The bulk of the $953,000 reconstruction to establish UA Downtown was paid for with county bonds that voters approved in 2004.
Roy Place Building will be the home for UA Downtown under a five-year lease from Pima County, with the option for an five-year period renewal.
Pima County and the UA will work together to develop it as a center for research, outreach and teaching in the field of urban design. A series of sponsored exhibits, lectures and discussions on Tucson's urban design issues are planned.
The College of Architecture and Landscape Architecture will start its academic programs with an interdisciplinary Urban Design Studio and the Drachman Institute, CALA's outreach arm. Other programs, such as Sustainable Real Estate Development and the interdisciplinary Sustainable City Project are expected to follow.
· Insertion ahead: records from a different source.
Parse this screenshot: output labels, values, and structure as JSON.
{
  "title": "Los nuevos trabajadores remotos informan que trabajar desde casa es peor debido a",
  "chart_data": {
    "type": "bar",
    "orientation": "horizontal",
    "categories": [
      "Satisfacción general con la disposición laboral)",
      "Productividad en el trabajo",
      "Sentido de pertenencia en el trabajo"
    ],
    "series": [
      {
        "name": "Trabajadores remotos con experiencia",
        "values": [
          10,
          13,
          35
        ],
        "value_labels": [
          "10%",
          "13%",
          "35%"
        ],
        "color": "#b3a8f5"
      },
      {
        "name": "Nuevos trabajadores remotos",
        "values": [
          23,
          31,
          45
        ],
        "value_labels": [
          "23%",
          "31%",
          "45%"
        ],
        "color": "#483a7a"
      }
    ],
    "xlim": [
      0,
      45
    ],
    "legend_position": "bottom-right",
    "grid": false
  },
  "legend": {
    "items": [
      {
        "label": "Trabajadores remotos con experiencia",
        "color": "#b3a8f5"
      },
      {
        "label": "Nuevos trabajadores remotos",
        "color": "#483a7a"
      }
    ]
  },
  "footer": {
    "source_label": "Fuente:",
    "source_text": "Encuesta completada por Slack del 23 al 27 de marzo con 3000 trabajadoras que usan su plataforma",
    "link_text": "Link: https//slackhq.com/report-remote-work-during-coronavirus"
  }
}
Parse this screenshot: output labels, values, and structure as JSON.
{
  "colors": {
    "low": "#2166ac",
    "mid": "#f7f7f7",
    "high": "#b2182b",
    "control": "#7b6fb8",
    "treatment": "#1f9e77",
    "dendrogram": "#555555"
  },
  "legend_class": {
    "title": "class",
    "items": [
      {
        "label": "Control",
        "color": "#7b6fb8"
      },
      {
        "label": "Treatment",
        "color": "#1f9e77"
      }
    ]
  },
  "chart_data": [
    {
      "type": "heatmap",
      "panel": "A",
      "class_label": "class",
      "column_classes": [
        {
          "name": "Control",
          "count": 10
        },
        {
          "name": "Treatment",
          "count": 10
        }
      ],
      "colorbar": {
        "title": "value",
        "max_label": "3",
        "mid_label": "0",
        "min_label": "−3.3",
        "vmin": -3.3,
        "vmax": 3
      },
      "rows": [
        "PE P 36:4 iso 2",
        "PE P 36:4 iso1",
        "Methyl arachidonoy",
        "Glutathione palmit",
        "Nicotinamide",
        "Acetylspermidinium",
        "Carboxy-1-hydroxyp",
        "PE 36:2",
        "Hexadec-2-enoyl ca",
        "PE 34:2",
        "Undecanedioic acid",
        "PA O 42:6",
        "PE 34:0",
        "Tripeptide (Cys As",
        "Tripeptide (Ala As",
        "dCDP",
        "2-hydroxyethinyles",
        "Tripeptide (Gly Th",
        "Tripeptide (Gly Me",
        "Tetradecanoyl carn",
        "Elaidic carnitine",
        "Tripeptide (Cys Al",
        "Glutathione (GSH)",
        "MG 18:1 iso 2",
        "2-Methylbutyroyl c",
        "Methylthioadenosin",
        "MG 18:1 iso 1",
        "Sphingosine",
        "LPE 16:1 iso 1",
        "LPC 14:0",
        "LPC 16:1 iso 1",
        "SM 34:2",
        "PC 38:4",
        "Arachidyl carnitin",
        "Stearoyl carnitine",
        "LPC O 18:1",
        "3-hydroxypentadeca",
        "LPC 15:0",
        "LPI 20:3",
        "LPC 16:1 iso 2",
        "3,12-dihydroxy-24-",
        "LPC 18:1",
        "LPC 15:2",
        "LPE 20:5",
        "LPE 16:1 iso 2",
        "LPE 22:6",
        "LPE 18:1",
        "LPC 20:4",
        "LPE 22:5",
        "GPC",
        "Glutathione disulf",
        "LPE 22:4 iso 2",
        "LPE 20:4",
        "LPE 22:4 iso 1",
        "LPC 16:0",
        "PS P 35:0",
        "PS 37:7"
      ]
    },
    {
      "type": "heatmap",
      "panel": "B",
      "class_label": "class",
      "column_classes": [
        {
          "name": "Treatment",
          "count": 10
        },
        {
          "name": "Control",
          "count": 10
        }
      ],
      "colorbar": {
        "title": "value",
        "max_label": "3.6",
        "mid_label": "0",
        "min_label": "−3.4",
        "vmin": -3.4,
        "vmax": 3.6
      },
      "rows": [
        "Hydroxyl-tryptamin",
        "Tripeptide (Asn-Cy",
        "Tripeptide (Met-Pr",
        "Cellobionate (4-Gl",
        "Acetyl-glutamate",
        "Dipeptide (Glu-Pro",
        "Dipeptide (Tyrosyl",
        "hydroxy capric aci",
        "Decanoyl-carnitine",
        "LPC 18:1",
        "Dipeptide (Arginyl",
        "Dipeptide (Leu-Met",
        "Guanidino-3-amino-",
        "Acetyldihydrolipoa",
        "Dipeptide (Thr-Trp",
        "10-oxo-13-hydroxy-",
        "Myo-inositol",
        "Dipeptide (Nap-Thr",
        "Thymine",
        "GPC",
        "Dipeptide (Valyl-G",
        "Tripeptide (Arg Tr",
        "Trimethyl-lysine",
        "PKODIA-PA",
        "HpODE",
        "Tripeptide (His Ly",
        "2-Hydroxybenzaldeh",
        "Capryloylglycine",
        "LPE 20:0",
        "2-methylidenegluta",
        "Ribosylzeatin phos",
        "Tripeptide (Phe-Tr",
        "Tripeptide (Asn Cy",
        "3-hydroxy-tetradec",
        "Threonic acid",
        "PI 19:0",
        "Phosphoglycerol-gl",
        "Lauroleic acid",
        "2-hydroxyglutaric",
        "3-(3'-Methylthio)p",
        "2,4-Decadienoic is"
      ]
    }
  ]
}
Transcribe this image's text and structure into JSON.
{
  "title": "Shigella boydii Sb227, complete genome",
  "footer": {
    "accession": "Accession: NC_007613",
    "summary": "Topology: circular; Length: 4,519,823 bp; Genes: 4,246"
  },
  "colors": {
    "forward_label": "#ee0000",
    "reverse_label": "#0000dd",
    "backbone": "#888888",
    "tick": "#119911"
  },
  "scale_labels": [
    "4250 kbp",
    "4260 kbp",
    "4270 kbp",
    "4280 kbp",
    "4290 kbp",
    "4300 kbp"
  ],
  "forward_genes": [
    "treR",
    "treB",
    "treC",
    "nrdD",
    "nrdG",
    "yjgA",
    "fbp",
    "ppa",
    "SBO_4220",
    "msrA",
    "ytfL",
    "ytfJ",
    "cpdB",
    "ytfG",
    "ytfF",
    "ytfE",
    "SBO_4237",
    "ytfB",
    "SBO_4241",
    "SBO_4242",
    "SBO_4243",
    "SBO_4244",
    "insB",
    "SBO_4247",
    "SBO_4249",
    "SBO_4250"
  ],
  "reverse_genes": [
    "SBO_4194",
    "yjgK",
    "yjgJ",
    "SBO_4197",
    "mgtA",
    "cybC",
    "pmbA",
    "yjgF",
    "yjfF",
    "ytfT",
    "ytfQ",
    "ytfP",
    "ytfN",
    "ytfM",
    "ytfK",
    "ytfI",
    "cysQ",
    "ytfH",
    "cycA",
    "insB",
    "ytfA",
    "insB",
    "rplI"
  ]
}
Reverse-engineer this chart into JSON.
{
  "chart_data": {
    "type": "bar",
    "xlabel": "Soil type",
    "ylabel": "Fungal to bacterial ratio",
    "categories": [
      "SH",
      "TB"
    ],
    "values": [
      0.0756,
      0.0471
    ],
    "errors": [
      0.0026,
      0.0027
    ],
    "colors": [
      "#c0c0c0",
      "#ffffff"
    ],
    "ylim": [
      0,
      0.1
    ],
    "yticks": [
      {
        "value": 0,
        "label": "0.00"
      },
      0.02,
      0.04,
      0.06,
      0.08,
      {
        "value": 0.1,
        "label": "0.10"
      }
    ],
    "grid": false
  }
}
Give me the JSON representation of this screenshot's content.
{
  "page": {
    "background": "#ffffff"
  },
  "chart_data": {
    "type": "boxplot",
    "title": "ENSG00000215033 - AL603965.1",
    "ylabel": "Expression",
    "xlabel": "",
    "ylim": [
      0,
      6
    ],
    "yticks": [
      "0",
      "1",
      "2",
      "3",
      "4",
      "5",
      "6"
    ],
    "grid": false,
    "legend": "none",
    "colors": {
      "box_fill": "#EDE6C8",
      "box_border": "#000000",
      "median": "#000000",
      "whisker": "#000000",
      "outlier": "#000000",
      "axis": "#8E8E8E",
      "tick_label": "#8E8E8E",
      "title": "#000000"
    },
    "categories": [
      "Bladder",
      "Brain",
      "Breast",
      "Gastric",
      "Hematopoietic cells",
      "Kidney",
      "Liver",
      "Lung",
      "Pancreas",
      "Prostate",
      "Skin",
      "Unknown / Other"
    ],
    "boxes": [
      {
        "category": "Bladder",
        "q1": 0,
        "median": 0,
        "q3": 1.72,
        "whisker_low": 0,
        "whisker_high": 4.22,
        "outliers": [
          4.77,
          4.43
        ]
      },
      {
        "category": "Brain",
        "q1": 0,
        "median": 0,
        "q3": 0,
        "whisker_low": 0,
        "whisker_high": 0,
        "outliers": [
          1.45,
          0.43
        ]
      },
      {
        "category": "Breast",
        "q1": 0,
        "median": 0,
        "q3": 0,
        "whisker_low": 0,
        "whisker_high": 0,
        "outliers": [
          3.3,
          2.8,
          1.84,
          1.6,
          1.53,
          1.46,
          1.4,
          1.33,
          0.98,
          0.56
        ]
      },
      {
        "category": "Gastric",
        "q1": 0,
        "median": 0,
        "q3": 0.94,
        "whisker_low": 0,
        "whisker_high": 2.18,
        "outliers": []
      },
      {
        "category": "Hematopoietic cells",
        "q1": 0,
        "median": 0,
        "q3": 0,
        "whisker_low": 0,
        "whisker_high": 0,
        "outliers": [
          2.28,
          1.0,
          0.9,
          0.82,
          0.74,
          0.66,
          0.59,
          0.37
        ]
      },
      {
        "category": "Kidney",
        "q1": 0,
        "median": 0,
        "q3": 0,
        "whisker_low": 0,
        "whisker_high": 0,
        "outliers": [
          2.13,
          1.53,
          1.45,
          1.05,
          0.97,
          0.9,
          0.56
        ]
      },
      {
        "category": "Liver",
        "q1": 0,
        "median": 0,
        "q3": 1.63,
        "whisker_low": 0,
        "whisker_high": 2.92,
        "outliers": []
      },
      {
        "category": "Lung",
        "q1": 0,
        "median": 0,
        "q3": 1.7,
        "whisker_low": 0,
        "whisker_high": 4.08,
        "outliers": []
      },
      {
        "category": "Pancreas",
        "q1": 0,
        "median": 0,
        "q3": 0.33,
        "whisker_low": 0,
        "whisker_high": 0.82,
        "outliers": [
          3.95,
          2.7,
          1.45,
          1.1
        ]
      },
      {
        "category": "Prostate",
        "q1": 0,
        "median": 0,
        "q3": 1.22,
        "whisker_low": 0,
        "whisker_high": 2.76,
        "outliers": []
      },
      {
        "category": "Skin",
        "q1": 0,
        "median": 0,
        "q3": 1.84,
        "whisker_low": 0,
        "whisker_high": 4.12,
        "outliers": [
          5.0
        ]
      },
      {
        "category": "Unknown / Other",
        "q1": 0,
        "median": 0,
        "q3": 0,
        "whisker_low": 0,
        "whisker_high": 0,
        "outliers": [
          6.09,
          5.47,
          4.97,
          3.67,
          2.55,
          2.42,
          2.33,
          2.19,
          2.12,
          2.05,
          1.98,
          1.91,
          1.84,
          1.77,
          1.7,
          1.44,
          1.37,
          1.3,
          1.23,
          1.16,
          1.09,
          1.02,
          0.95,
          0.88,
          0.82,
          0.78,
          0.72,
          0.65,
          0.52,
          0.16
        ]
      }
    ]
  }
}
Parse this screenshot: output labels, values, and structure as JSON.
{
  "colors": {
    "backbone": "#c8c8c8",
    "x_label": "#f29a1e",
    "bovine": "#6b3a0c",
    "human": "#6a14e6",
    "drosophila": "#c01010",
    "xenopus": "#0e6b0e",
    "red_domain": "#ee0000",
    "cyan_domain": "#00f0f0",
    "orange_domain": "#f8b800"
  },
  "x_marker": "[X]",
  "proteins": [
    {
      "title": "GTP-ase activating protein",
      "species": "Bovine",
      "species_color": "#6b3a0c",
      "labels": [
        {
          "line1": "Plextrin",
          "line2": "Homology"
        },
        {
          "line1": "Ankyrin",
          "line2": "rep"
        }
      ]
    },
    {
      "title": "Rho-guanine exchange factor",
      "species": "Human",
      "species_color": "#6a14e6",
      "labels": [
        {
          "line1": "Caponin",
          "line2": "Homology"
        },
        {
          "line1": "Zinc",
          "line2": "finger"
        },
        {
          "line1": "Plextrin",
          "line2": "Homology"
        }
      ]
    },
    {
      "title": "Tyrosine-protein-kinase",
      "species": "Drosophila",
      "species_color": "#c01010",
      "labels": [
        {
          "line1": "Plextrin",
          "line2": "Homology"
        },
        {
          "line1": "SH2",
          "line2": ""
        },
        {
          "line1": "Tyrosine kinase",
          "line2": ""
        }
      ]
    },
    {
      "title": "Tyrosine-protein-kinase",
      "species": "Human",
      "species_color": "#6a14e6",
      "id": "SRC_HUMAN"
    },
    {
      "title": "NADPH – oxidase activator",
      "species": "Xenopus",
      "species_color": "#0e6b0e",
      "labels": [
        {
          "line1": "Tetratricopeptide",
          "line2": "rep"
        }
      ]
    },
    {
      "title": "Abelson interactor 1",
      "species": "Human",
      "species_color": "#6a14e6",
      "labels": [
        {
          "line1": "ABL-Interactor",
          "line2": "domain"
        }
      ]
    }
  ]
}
"We're creating a 'communiversity' in downtown Tucson to assist urban revitalization via academic programs, faculty, staff, and students," explained Dean Jan Cervelli from CALA.
The College of Social and Behavioral Sciences also plans to utilize this new UA Downtown center for their programs. They will open the Master of Public Administration and the Master in Development Practice programs, with hopes to attract students from around the world.
John Paul Jones III, SBS dean, said they also have plans to move the college's internship programs to the location.
"We hope students and employers will both begin to use the downtown space as a place to meet and match up with one another. Certainly, we want our interns to be a part of the professional life of downtown Tucson," said Jones in the release.
The UA hopes the new facility will serve as a bridge connecting the college and the community, and a way for UA faculty and students to interact with city officials, community leaders and project developers.